Concentration of Solutions

  • Concentration describes the amount of solute in a solution.

  • Molarity (M):

    • Defined as moles of solute per liter of solution.

    • Formula:

    • M = moles of solute / volume of solution in liters

    • Units are mol·L⁻¹ or M.

Practice: Molarity Calculation

  • Example 1: Molarity of HCl in 26.8 mL solution:

    • M = 4.28 x 10⁻² moles / (26.8 mL = 0.0268 L) = 1.60 M

  • Example 2: Molarity of KBr in 1.75 L solution:

    • KBr mass = 25.5 g; Moles of KBr = 25.5 g / 119.00 g/mol = 0.214 moles.

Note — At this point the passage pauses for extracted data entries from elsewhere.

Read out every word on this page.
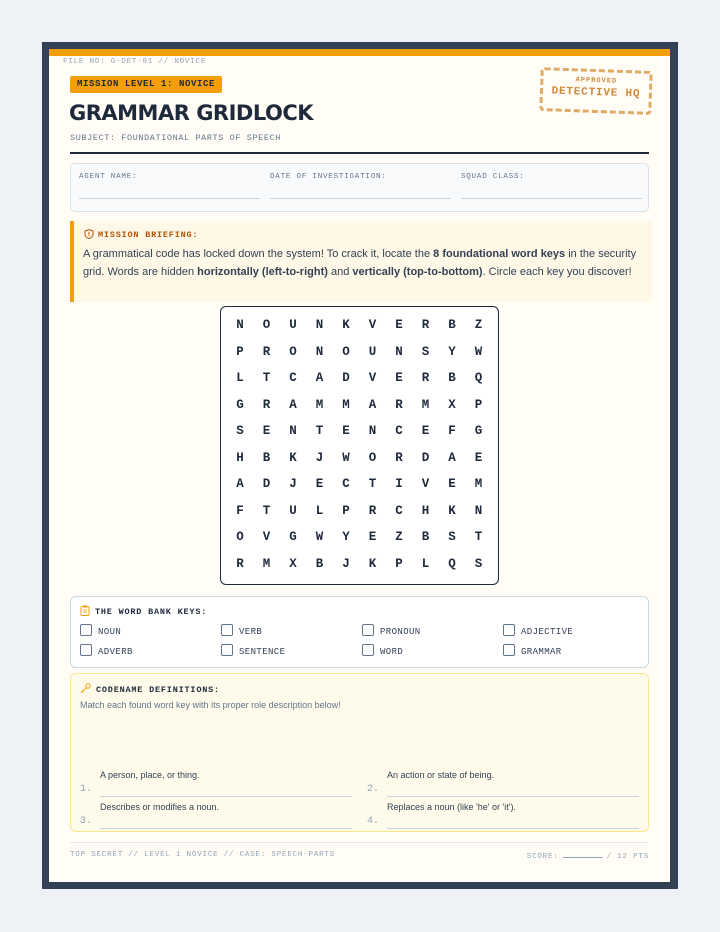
FILE NO: G-DET-01 // NOVICE
MISSION LEVEL 1: NOVICE
GRAMMAR GRIDLOCK
SUBJECT: FOUNDATIONAL PARTS OF SPEECH
APPROVED
DETECTIVE HQ
AGENT NAME:	DATE OF INVESTIGATION:	SQUAD CLASS:
MISSION BRIEFING:
A grammatical code has locked down the system! To crack it, locate the 8 foundational word keys in the security grid. Words are hidden horizontally (left-to-right) and vertically (top-to-bottom). Circle each key you discover!
N	O	U	N	K	V	E	R	B	Z
P	R	O	N	O	U	N	S	Y	W
L	T	C	A	D	V	E	R	B	Q
G	R	A	M	M	A	R	M	X	P
S	E	N	T	E	N	C	E	F	G
H	B	K	J	W	O	R	D	A	E
A	D	J	E	C	T	I	V	E	M
F	T	U	L	P	R	C	H	K	N
O	V	G	W	Y	E	Z	B	S	T
R	M	X	B	J	K	P	L	Q	S
THE WORD BANK KEYS:
NOUN	VERB	PRONOUN	ADJECTIVE
ADVERB	SENTENCE	WORD	GRAMMAR
CODENAME DEFINITIONS:
Match each found word key with its proper role description below!
1.
A person, place, or thing.
2.
An action or state of being.
3.
Describes or modifies a noun.
4.
Replaces a noun (like 'he' or 'it').
TOP SECRET // LEVEL 1 NOVICE // CASE: SPEECH-PARTS	SCORE:	/ 12 PTS
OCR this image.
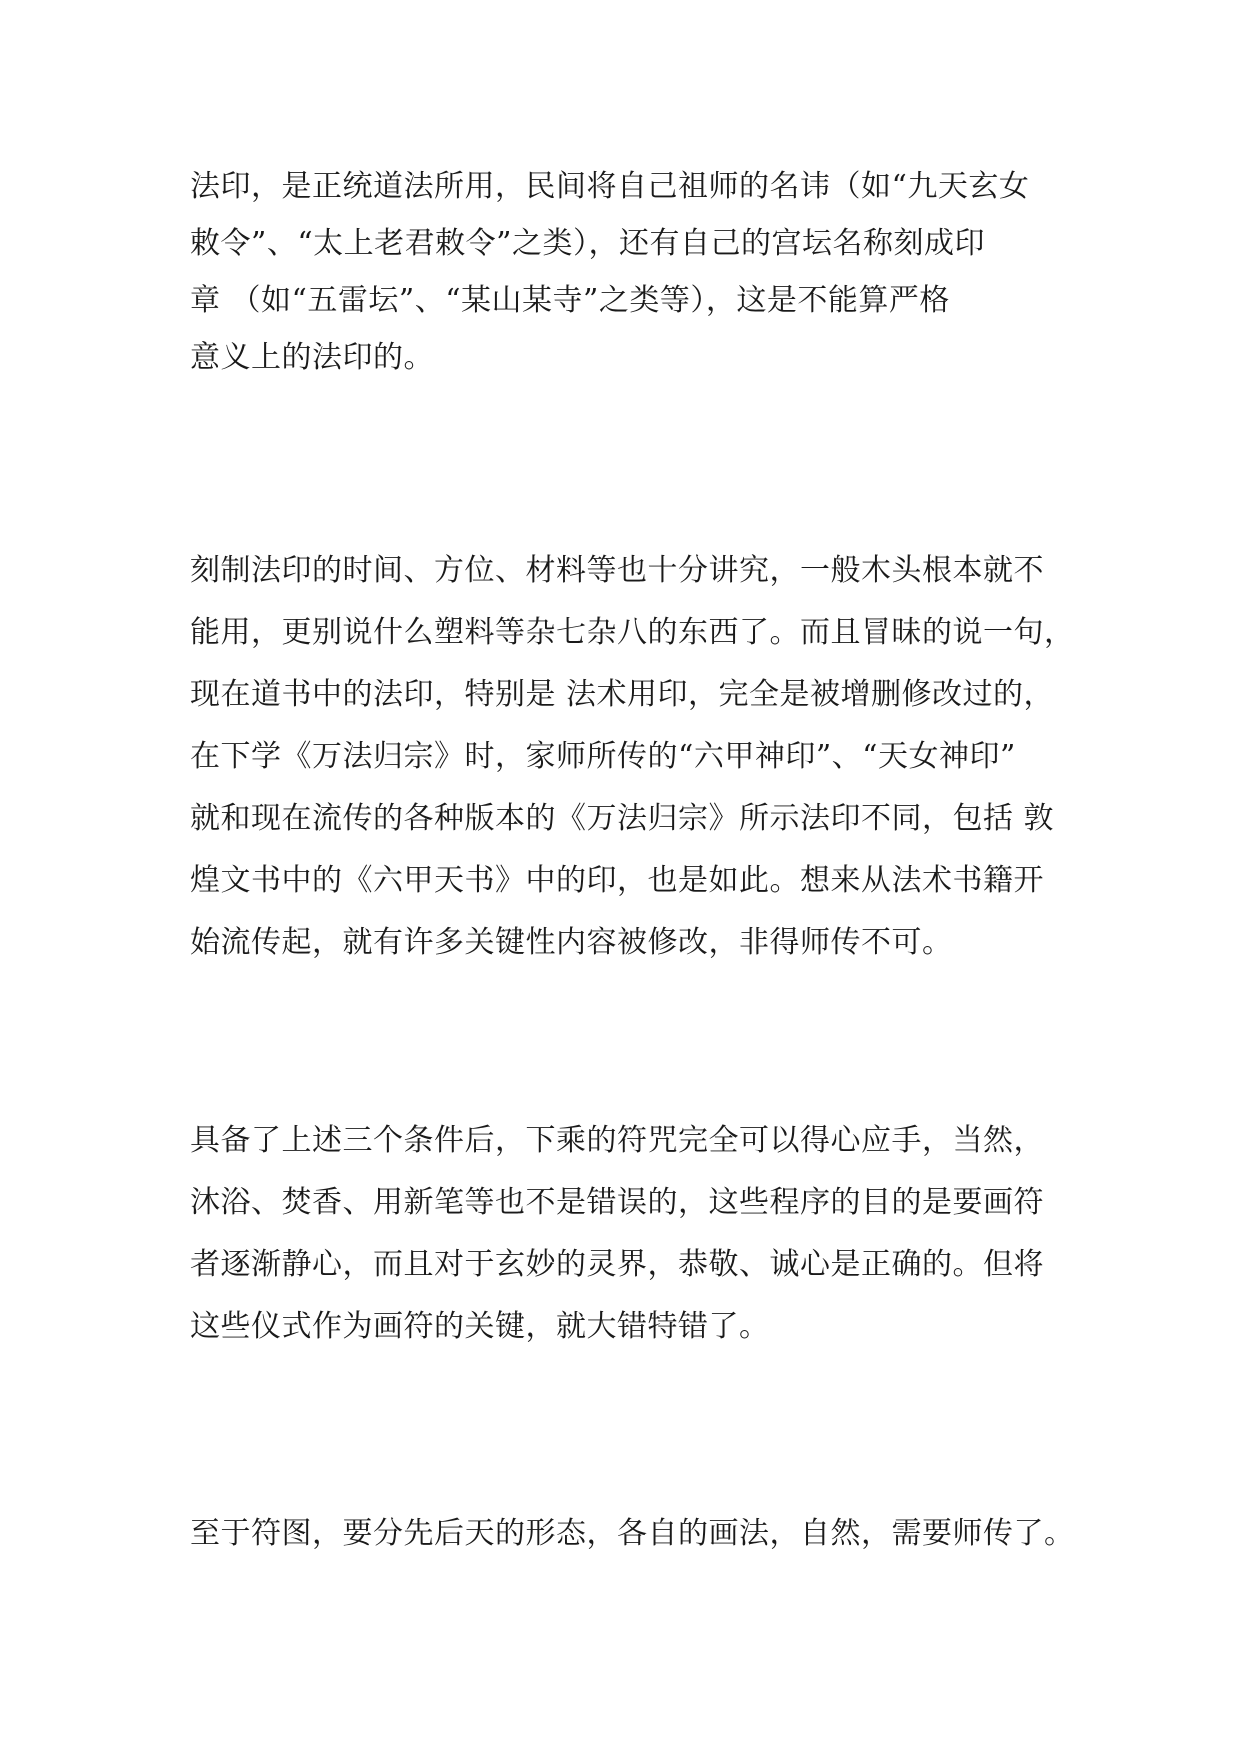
法印，是正统道法所用，民间将自己祖师的名讳（如“九天玄女
敕令”、“太上老君敕令”之类），还有自己的宫坛名称刻成印
章 （如“五雷坛”、“某山某寺”之类等），这是不能算严格
意义上的法印的。
刻制法印的时间、方位、材料等也十分讲究，一般木头根本就不
能用，更别说什么塑料等杂七杂八的东西了。而且冒昧的说一句，
现在道书中的法印，特别是 法术用印，完全是被增删修改过的，
在下学《万法归宗》时，家师所传的“六甲神印”、“天女神印”
就和现在流传的各种版本的《万法归宗》所示法印不同，包括 敦
煌文书中的《六甲天书》中的印，也是如此。想来从法术书籍开
始流传起，就有许多关键性内容被修改，非得师传不可。
具备了上述三个条件后，下乘的符咒完全可以得心应手，当然，
沐浴、焚香、用新笔等也不是错误的，这些程序的目的是要画符
者逐渐静心，而且对于玄妙的灵界，恭敬、诚心是正确的。但将
这些仪式作为画符的关键，就大错特错了。
至于符图，要分先后天的形态，各自的画法，自然，需要师传了。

    • M = 0.214 moles / 1.75 L = 0.122 M

Preparing Solutions of Known Concentrations

  1. Combining a Weighed Solute with Solvent:

    • Example: Prepare 2.00 L of 1.50 M KBr.

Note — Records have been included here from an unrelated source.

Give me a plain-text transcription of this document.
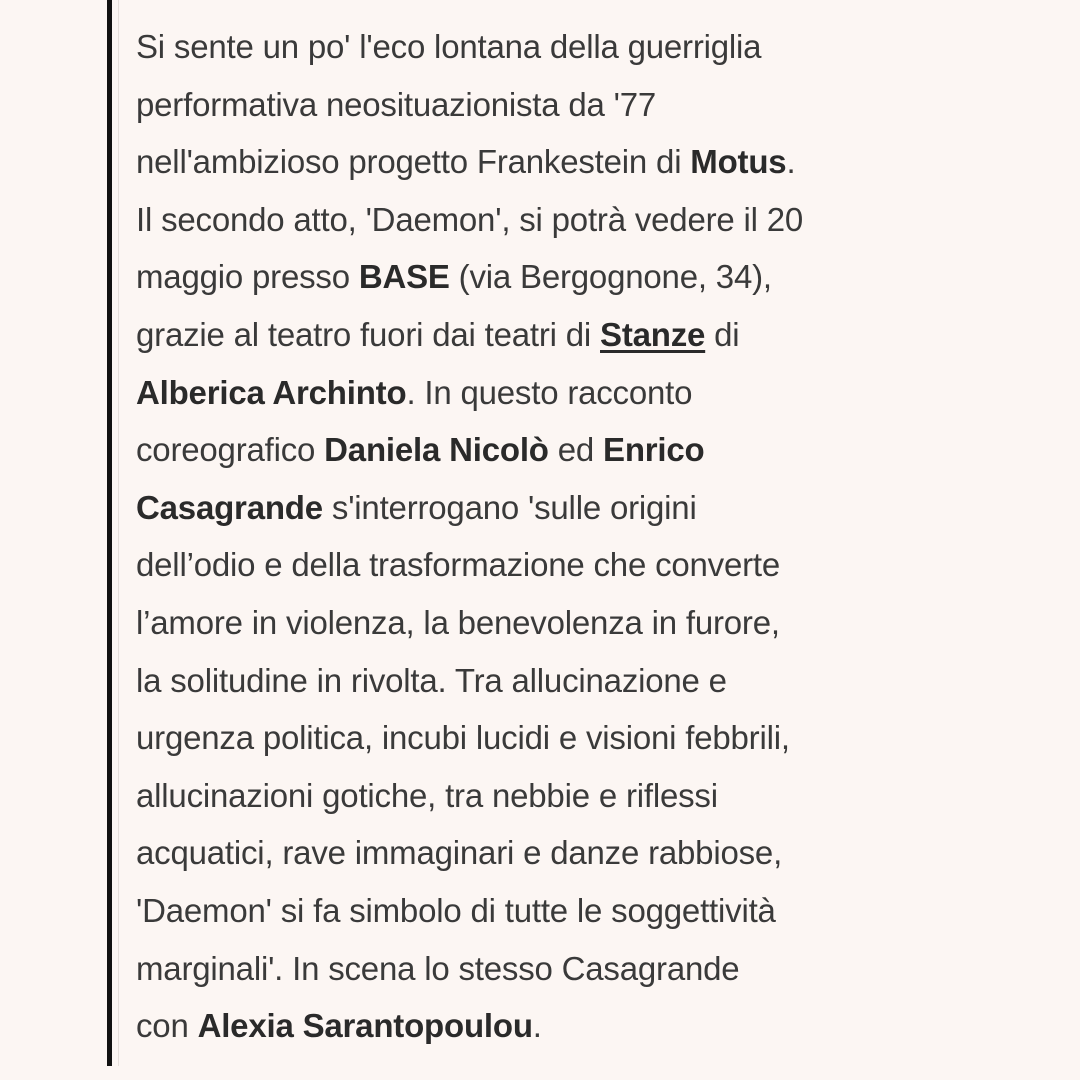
Si sente un po' l'eco lontana della guerriglia
performativa neosituazionista da '77
nell'ambizioso progetto Frankestein di Motus.
Il secondo atto, 'Daemon', si potrà vedere il 20
maggio presso BASE (via Bergognone, 34),
grazie al teatro fuori dai teatri di Stanze di
Alberica Archinto. In questo racconto
coreografico Daniela Nicolò ed Enrico
Casagrande s'interrogano 'sulle origini
dell’odio e della trasformazione che converte
l’amore in violenza, la benevolenza in furore,
la solitudine in rivolta. Tra allucinazione e
urgenza politica, incubi lucidi e visioni febbrili,
allucinazioni gotiche, tra nebbie e riflessi
acquatici, rave immaginari e danze rabbiose,
'Daemon' si fa simbolo di tutte le soggettività
marginali'. In scena lo stesso Casagrande
con Alexia Sarantopoulou.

    • Required mass = moles = M × V = 1.50 M × 2.00 L = 3.00 moles.

Mass = 3.00 mol × 119.00 g/mol = 357 g KBr

  1. Calculating Mass for Specific Volume:

  • Example: What mass of KBr (in grams) do you need to make 250.0 mL of a 1.50 M KBr solution?

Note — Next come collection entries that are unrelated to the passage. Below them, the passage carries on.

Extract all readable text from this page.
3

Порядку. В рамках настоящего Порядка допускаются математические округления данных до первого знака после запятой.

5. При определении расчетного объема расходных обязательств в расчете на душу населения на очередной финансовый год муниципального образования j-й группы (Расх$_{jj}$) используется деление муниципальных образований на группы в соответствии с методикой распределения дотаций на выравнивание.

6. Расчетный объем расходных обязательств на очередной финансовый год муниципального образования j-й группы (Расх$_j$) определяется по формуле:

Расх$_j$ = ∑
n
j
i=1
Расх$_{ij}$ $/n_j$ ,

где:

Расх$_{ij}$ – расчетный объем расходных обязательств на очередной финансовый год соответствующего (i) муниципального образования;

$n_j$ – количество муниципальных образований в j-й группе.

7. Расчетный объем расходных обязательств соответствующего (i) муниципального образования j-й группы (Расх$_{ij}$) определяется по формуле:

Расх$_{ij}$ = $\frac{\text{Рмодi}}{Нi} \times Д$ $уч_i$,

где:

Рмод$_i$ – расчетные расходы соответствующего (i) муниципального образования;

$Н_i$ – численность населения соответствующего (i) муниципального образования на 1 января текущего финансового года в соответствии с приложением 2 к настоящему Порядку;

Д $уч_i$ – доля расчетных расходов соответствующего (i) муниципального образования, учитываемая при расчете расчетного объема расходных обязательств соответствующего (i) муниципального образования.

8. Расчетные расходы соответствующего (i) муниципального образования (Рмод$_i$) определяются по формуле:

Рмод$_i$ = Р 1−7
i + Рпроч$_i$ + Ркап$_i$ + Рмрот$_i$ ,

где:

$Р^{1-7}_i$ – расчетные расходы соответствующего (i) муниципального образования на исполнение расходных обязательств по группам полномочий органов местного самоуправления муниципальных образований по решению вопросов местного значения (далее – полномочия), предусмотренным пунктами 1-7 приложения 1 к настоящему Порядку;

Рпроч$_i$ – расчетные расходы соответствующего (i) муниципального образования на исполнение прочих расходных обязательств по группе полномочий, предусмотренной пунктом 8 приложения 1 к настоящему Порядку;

  • Moles of KBr = M × V = 1.50 mol/L × 0.250 L = 0.375 mol KBr.

  • Mass of KBr = 0.375 mol × 119.00 g/mol = 44.6 g KBr.

  • Practice Exercise: What mass (in grams) of Mg(NO3)2 do you need to make 145 mL of a 1.50 M aqueous solution of Mg(NO3)2?

    • Required moles = 1.50 mol/L × 0.145 L = 0.2175 mol.

    • Molar mass of Mg(NO3)2 = 24.31 g/mol (Mg) + (2 × 14.01 g/mol (N)) + (6 × 16.00 g/mol (O)) = 148.31 g/mol.

    • Mass = 0.2175 mol × 148.31 g/mol = 32.2 g Mg(NO3)2

  1. Diluting a More Concentrated Solution:

    • Example: Dilute 2.00 M KBr to 0.100 M in 500 mL.

    • Moles required = 0.100 M × 0.500 L = 0.0500 mol.

    • Volume of concentrated solution = n / M = 0.0500 mol / 2.00 M = 25.0 mL

Practice Exercise

  • Dilution Problem: If you dilute 25.0 mL of 1.50 M HCl to 500.0 mL, find the final concentration.

    • Answer: 0.0750 M

To solve the last dilution problem, we used the dilution formula, which states that the product of the concentration and volume before dilution equals the product of the concentration and volume after dilution. The formula is:

C₁V₁ = C₂V₂

Where:

  • C₁ is the initial concentration (1.50 M),

  • V₁ is the initial volume (25.0 mL),

  • C₂ is the final concentration, and

  • V₂ is the final volume (500.0 mL).

Since we are trying to find the final concentration (C₂), we can rearrange the formula:

C₂ = (C₁V₁) / V₂

Plugging in the values:

C₂ = (1.50 M * 25.0 mL) / 500.0 mL = 0.0750 M

Thus, the final concentration after dilution is 0.0750 M.